The Kermes Scale Moth (https://www.inaturalist.org/taxa/324633-Euclemensia-bassettella) is a very distinctive moth with 137 observations from 76 observers, yet the computer vision seems to never suggest this species for an observation of the species. It’s never suggested it for any of my observations. I tried it on several observations for other observers with no success. Why is this?
I don’t know very much about the process, but I believe a species has to reach a minimum of 20 Research Grade observations, all coming from different observers, before that species is submitted to the AI. And even then it may have to join a waiting list until the next big batch is submitted. Obviously the more observations the AI has seen, the better it is at ID-ing it.

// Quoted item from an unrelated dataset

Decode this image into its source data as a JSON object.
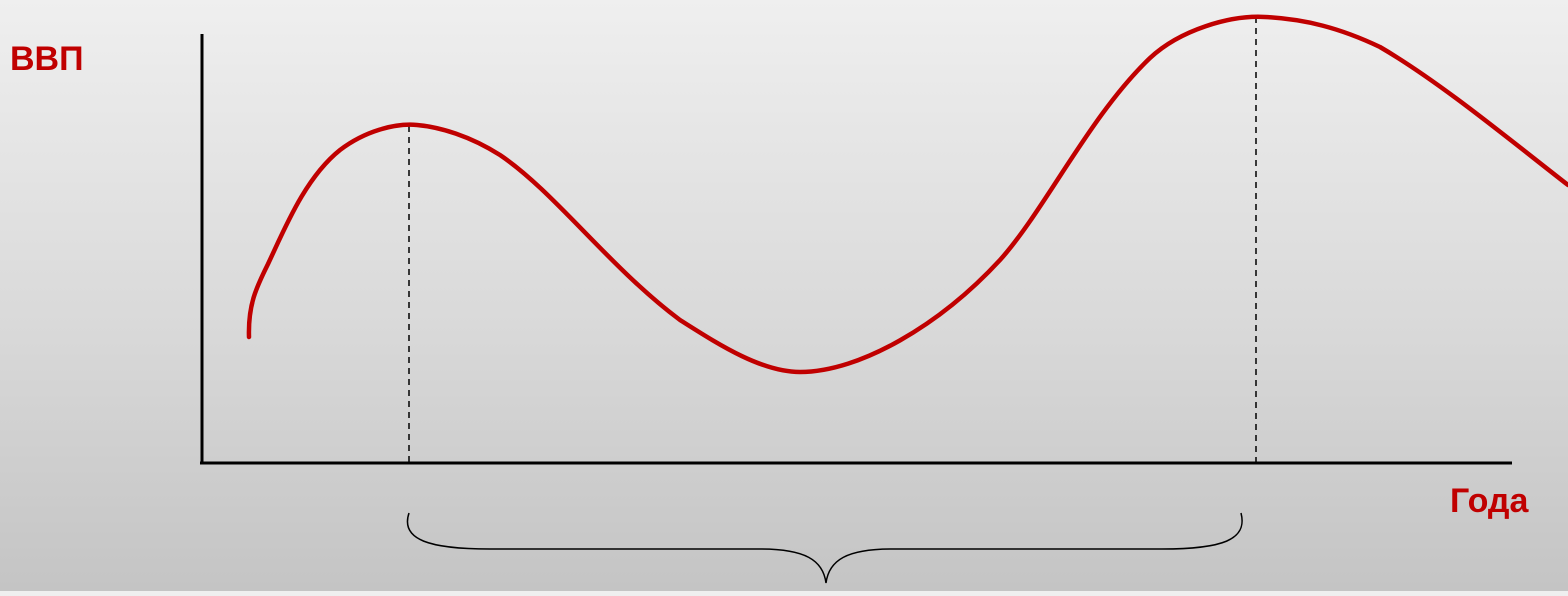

The thresholds actually changed with the latest rollout of the models earlier this summer: They are now:
- 100 photos submitted
- 50 of which have a community ID
- the documentation no longer states if or what the number of distinct observers must be
That being said, assuming it is actually in the model, I can’t speculate why a particular species is not being suggested. It is possible the species does not meet the 100 photos criteria, or did not when the most recent training batch was run. Yes, there are 140 observations (as i write this), but if you look at records from before say 2019-04-01 (I dont know the exact date they pulled data for the most recent training run) there were only 83.
Is there any way to tell which taxons have computer vision models and which ones don’t (other than submitting photos of them for identification)?
None I am aware of. Anything way over the thresholds mentioned above should be in there. Theoretically I guess you could open confirmed observations (not needed to submit your own, you can leverage what is there already)with good quality pics and run the computer vision to see if it comes up, but that’s awfully labour intensive, and still not an absolute confirmation of status.